Well, comrades, Emiliano would not be very happy with No Evil Foods if he were around today. With the coronavirus/COVID-19 pandemic threatening its dozens of employees much like it’s threatening all of us, No Evil Foods has insisted that, as a food operation, it is an essential service to its paying customers, and its workers must continue producing. This came despite a “Shelter in Place” order from the city of Asheville. When workers complained about safety conditions, they got an ultimatum.

“We could continue working for No Evil Foods and get a `temporary’ $1.50 raise after 90 days of perfect attendance, we could quit with the option to possibly return at a later date, or we could quit with a severance package of 3-weeks pay (after signing a gag order) with no option to ever return,” a worker at the company wrote Labor South in a lengthy, detailed letter recently. Labor South has decided to protect the worker’s anonymity.

A group of workers at the company issued a statement that was published in local media. “No Evil Foods has publicly created an image of being an ally to socialists, leftists, and workers around the country,” the statement said. With the outbreak of the virus, “we were told to wash our hands more. We were reassured that common areas would be sanitized more frequently. But as the number of infections continued rising, so did our concerns. With +60 of us working together between two shifts in a confined production area, we knew that proper handwashing and increased sanitizing of surfaces wouldn’t be enough.”

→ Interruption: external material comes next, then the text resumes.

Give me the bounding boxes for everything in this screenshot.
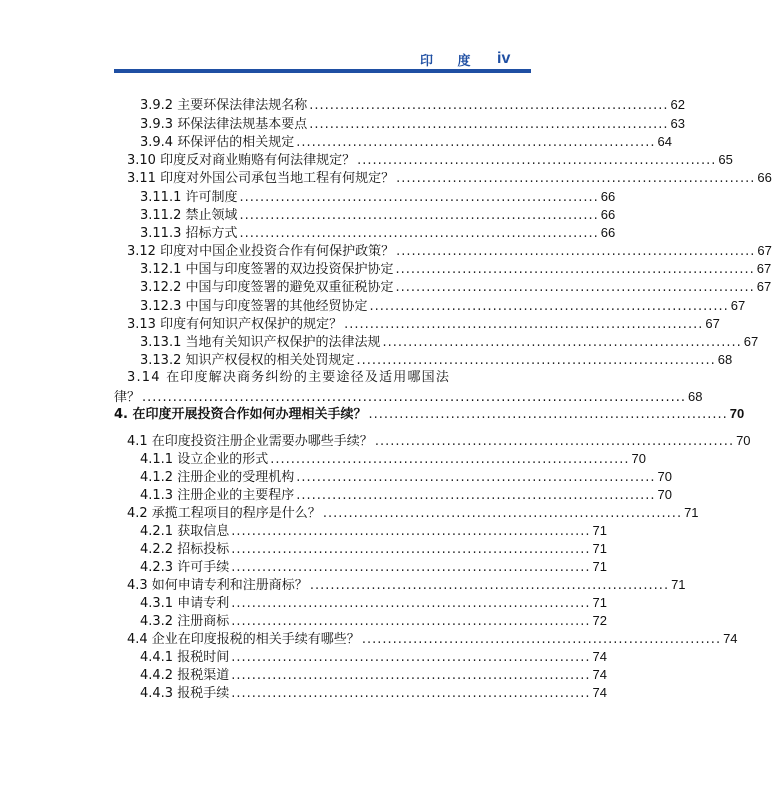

This is the same company that fought tooth and nail against a unionization effort by its employees back in February. It hired one of those union-busting law & consultant firms that companies and corporations pay big bucks to procure in the South, Constangy, Brooks, Smith and Prophete, a firm that sends its 200 lawyers across the South and beyond at an estimated cost of $2,500 per day to destroy union drives. Required employee meetings decrying the union, fear-mongering posters, and the usual litany of threats and other propaganda succeeded in defeating the union by a vote of 43 no’s to 15 yes’s.

On its Facebook page, No Evil Foods insists that “the safety of our team members, our customers, and our products is our #1 priority, and we take very seriously our shared responsibility to the country to maintain the food supply in this time of uncertainty. Our team is working hard to make sure everyone continues to have access to healthy, plant-based foods. Here’s what that means for how we do business: Starting March 16th, all employees who can perform their work from home are doing so. To ensure the safety of employees whose jobs require they be on site, we’ve amped up our already rigorous sanitation practices and capped production rooms to 10 individuals to maintain appropriate social distance, whenever possible.”

Still, as worker protests grew against how managers at No  Evil Foods “do business”, and media attention grew along with it, the company decided last week to offer its workforce “hazard pay”, a $2.25 raise. The action came just as workers were organizing a petition to demand hazard pay instead of the company’s earlier offer of a $1.50 raise with 90 days perfect attendance. “Word got back to management that this petition had a majority of signatures on it and was about to be turned in, so management jumped ahead of the game and ‘randomly’ decided that we should have hazard pay,” said the No Evil Foods worker in a second letter to Labor South.

Labor South telephoned No Evil Foods for comments on this story, and a return call was promised but never received.

Workers, however, consider the hazard pay offer a victory. “It was a pretty big win for all of us and it showed that if we have solidarity and a collective voice, we can get the things we want. We’re all thinking our next move might be to pass around another petition and try to make that pay increase permanent!”

Now, that’s something that would make old Emiliano happy.